As per the new decision, pregnant women in Rio will have to see their obstetrician and bring a certificate so that she can receive the booster dose — respecting the three-month window.
“Several pregnant women took AstraZeneca before stopping [the application]. These pregnant women could now take Pfizer as a second dose. It already has some interchangeability studies. Even the Ministry of Health itself already has data on people who took it wrong. It could complete the scheme of several people: people who had a reaction to AZ in the first one,” said Ethel Maciel, epidemiologist and professor at the Federal University of Espírito Santo (Ufes).
Following Anvisa's recommendation, pregnant women were being immunized, in the first dose, only with CoronaVac or Pfizer.

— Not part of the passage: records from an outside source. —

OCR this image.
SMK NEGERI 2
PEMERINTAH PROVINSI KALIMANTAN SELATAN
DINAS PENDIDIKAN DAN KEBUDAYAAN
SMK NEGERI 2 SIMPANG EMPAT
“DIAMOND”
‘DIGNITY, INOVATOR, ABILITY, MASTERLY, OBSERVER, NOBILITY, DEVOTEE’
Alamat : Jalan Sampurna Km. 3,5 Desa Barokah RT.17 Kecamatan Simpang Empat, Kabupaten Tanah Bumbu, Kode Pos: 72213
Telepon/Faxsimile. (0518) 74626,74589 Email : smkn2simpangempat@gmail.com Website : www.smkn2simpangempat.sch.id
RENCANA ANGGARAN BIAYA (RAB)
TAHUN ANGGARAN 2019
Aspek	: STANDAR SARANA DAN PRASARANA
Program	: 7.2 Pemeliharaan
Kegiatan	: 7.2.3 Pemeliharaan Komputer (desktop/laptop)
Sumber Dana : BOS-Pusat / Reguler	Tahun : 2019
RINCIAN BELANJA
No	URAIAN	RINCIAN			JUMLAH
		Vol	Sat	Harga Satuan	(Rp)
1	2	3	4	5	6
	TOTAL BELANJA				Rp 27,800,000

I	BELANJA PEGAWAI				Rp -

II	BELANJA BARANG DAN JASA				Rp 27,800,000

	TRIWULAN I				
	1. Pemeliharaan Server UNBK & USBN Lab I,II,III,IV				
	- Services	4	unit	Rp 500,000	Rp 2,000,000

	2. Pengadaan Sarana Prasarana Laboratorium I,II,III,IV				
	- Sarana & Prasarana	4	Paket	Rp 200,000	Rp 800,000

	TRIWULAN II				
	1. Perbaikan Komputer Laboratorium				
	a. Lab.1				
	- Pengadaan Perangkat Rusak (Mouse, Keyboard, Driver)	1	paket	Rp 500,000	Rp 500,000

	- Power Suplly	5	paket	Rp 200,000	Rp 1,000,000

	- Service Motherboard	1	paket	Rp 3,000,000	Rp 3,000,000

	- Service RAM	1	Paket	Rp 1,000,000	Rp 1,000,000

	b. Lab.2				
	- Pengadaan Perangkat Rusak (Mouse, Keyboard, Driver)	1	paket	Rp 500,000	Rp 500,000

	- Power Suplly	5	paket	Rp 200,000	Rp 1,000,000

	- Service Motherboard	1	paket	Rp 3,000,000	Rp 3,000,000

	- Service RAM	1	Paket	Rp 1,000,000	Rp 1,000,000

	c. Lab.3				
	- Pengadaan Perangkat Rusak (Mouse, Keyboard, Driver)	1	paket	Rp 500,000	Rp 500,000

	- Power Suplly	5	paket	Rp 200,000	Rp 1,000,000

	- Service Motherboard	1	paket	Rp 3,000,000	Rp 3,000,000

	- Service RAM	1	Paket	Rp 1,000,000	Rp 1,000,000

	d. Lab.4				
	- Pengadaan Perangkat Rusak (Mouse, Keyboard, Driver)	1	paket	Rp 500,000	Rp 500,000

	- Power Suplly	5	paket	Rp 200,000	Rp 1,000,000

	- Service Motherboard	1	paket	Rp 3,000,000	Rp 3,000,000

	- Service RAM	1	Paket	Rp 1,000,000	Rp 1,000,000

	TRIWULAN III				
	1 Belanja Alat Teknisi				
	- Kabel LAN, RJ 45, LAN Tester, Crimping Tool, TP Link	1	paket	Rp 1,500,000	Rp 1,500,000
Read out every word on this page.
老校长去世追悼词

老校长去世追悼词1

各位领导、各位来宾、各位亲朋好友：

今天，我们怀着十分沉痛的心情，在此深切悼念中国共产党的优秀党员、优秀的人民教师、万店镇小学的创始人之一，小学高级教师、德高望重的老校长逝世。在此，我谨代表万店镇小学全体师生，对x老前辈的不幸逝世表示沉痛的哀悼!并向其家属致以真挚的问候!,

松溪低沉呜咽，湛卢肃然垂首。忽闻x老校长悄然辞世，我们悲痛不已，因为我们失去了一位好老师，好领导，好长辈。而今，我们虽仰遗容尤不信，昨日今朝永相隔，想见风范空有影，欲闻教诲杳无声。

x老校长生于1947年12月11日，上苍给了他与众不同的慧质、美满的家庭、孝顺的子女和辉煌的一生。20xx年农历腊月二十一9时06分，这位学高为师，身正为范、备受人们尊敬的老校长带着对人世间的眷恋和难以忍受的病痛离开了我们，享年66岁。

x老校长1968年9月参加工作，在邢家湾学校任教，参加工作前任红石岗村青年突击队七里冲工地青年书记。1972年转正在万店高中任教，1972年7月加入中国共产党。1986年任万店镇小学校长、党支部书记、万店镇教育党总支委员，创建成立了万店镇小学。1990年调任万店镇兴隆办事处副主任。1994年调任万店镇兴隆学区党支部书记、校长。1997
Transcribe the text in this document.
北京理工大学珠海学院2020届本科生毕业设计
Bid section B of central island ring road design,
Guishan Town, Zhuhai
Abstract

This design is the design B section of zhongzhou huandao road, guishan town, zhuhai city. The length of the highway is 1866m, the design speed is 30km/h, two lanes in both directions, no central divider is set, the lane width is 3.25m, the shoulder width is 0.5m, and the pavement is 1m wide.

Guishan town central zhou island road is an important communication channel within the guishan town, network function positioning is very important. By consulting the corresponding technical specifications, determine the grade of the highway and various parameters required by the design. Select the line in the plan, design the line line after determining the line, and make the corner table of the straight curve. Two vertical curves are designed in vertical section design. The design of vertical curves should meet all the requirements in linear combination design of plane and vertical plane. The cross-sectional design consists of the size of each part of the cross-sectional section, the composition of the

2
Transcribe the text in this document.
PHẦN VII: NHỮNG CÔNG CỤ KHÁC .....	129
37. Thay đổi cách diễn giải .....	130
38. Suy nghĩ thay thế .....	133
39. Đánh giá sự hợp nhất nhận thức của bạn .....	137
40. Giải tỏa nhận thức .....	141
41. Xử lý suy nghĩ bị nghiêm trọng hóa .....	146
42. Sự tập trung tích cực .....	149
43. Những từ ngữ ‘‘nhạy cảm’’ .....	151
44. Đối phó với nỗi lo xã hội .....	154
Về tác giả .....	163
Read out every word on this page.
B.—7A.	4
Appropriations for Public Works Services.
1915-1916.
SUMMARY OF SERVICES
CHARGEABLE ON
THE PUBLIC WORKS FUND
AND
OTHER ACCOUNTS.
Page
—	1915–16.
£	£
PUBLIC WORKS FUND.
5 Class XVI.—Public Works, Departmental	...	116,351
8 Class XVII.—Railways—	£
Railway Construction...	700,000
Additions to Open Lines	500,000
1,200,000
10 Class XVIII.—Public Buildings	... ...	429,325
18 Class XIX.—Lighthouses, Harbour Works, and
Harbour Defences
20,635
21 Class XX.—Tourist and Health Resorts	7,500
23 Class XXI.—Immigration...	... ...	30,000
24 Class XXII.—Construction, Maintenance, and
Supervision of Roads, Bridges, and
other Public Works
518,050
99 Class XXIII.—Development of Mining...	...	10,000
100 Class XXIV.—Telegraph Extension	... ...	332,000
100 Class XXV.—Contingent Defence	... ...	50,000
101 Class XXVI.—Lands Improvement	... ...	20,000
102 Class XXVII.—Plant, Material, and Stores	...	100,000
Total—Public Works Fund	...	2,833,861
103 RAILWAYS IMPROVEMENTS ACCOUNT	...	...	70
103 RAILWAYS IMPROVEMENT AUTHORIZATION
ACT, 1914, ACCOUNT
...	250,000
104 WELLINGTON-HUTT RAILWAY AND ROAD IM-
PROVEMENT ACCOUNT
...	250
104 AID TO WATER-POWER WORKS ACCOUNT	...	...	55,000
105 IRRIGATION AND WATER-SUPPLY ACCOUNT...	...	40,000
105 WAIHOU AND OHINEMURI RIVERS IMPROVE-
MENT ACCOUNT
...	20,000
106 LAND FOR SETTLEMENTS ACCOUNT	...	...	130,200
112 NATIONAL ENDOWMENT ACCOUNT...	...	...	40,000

But Soranz listed the following six clinical studies, with about 2,000 participants in total, which would “demonstrate safety and efficacy of heterologous application of Pfizer and AZ” — or a combination of the two:
* South Korean Government: 500 military professionals
* Berlin University Hospital (Germany): 129 health care professionals between 18 and 64 years old
* Carlos III Institute (Spain): 663 volunteers between 18 and 59 years old
* Oxford University (United Kingdom): 463 volunteers with an average age of 57
* University of Saarland (Germany): 250 health care professionals
* University of Ulm (Germany): 26 health care professionals
Based on these surveys, according to Soranz, different countries sometimes recommended and sometimes authorized the mixing of doses.
Those recommending the combination are: Germany, Canada, South Korea, Chile, Denmark, France, Finland, Norway, Portugal and Sweden
Those allowing the combination are: Spain, UAE, the United Kingdom and Italy.